Browsers evaluate CORS with HTTP headers rather than a server-side switch. When a request includes an Origin header, Nginx can return headers such as Access-Control-Allow-Origin, and requests that use non-simple methods, JSON payloads, or custom headers commonly trigger a preflight OPTIONS request before the real request is sent.
Use an explicit origin when the response should be shared with one application rather than every site, add Vary: Origin so caches keep origin-specific responses separate, and return Access-Control-Allow-Credentials: true only when the browser must send cookies or HTTP authentication. Examples below use the common Linux layout with /etc/nginx/sites-available/default and the nginx systemd unit, but the same directives work in other packaged layouts.
Related: How to improve Nginx security
Related: How to add custom response headers in Nginx
Tool: CORS Policy Risk Checker
The origin must match scheme, host, and port, such as https://app.example.com or http://localhost:3000. If the browser must send cookies or HTTP authentication, use an explicit origin instead of *.
$ sudoedit /etc/nginx/sites-available/default
Common configuration locations include /etc/nginx/sites-available, /etc/nginx/conf.d/, and files included from /etc/nginx/nginx.conf depending on the distribution.
location /api/ {
add_header Access-Control-Allow-Origin "https://app.example.com" always;
add_header Access-Control-Allow-Methods "GET, POST, OPTIONS" always;
add_header Access-Control-Allow-Headers "Content-Type" always;
add_header Access-Control-Max-Age "86400" always;
add_header Vary "Origin" always;
if ($request_method = OPTIONS) {
return 204;
}
proxy_pass http://127.0.0.1:9000;
}
Add add_header Access-Control-Allow-Credentials "true" always; only when the browser must send cookies or HTTP authentication. Browsers reject that header when Access-Control-Allow-Origin is *.
If a child location or if-inside-location context defines any add_header directive, older Nginx builds stop inheriting the parent header set.
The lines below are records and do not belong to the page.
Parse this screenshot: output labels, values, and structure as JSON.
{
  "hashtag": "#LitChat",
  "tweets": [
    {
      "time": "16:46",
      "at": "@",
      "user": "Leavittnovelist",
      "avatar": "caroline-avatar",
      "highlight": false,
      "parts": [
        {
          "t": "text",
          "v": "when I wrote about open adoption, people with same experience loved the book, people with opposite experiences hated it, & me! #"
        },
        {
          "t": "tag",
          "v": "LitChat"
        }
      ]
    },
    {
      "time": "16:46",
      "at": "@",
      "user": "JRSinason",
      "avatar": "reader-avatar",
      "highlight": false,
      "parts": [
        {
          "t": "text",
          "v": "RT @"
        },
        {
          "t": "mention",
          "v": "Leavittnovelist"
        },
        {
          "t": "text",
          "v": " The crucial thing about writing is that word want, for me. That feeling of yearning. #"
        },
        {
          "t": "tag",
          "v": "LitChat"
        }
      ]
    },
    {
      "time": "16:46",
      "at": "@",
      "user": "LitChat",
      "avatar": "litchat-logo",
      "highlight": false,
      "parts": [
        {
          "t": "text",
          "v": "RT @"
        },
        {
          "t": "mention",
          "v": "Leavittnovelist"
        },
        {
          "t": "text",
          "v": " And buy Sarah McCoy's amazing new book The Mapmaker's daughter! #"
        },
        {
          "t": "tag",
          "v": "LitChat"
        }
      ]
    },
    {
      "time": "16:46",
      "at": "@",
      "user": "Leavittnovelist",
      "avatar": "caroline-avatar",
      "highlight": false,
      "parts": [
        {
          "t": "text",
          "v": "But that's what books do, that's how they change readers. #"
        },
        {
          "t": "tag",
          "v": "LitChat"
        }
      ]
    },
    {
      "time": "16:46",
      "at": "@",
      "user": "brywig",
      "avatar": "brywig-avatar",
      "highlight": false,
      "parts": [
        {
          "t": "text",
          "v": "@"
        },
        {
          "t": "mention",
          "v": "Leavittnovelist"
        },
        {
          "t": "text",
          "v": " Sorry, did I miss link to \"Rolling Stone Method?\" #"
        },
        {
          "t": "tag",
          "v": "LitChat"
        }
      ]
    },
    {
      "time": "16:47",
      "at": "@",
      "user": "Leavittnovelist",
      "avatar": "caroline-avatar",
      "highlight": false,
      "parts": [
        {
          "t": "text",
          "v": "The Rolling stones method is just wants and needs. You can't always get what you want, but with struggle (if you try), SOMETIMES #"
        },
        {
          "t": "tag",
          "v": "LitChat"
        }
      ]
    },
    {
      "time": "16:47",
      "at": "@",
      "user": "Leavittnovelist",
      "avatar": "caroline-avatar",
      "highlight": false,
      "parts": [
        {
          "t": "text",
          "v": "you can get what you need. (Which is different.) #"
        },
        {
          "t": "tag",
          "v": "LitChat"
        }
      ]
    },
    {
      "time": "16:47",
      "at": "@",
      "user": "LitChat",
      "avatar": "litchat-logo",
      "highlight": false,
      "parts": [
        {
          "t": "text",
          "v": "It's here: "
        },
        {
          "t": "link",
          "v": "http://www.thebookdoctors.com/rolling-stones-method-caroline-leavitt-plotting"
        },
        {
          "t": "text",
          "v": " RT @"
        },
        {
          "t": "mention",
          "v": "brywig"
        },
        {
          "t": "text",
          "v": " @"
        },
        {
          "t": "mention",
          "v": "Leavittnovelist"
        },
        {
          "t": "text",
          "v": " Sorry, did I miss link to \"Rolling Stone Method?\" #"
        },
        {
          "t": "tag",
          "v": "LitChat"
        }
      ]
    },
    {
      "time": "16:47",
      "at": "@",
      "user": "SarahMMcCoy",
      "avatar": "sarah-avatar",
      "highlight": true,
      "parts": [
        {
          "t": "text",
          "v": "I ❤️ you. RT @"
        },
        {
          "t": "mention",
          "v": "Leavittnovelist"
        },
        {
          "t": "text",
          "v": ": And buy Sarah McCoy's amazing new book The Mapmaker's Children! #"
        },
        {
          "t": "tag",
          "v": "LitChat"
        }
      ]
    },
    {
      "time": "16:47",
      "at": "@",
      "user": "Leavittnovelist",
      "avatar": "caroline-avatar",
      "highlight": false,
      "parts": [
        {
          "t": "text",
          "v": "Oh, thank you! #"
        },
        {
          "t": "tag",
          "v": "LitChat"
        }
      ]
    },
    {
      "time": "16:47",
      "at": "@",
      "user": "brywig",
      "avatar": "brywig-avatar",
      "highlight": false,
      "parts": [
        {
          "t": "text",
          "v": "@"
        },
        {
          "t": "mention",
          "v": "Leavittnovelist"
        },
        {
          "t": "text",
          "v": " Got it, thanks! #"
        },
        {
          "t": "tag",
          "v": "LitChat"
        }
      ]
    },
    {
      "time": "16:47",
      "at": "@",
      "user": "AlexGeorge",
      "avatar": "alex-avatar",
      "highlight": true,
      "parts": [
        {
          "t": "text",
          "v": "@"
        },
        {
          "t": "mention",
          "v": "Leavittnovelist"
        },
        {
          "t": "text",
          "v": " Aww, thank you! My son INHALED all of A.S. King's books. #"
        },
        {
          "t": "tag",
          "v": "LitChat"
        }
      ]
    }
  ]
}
Repeat the full CORS header set there, or use add_header_inherit merge; only on Nginx 1.29.3 or newer.
$ sudo nginx -t nginx: the configuration file /etc/nginx/nginx.conf syntax is ok nginx: configuration file /etc/nginx/nginx.conf test is successful
Related: How to test Nginx configuration
$ sudo systemctl reload nginx
On non-systemd hosts, use sudo nginx -s reload to signal the running master process.
Related: How to manage the Nginx service
$ curl -sSI -X OPTIONS \ -H 'Origin: https://app.example.com' \ -H 'Access-Control-Request-Method: POST' \ -H 'Access-Control-Request-Headers: Content-Type' \ http://127.0.0.1/api/ HTTP/1.1 204 No Content Server: nginx/1.28.3 (Ubuntu) Date: Sat, 06 Jun 2026 03:39:44 GMT Connection: keep-alive Access-Control-Allow-Origin: https://app.example.com Access-Control-Allow-Methods: GET, POST, OPTIONS Access-Control-Allow-Headers: Content-Type Access-Control-Max-Age: 86400 Vary: Origin
If the browser sends additional request headers such as Authorization, add those names to Access-Control-Allow-Headers or the preflight fails.
$ curl -si -H 'Origin: https://app.example.com' http://127.0.0.1/api/
HTTP/1.1 200 OK
Server: nginx/1.28.3 (Ubuntu)
Date: Sat, 06 Jun 2026 03:39:44 GMT
Content-Type: application/json
Content-Length: 15
Connection: keep-alive
##### snipped #####
Access-Control-Allow-Origin: https://app.example.com
Access-Control-Allow-Methods: GET, POST, OPTIONS
Access-Control-Allow-Headers: Content-Type
Access-Control-Max-Age: 86400
Vary: Origin
{"status":"ok"}
When the frontend must send cookies or HTTP authentication, add Access-Control-Allow-Credentials: true and keep Access-Control-Allow-Origin set to one explicit origin instead of *.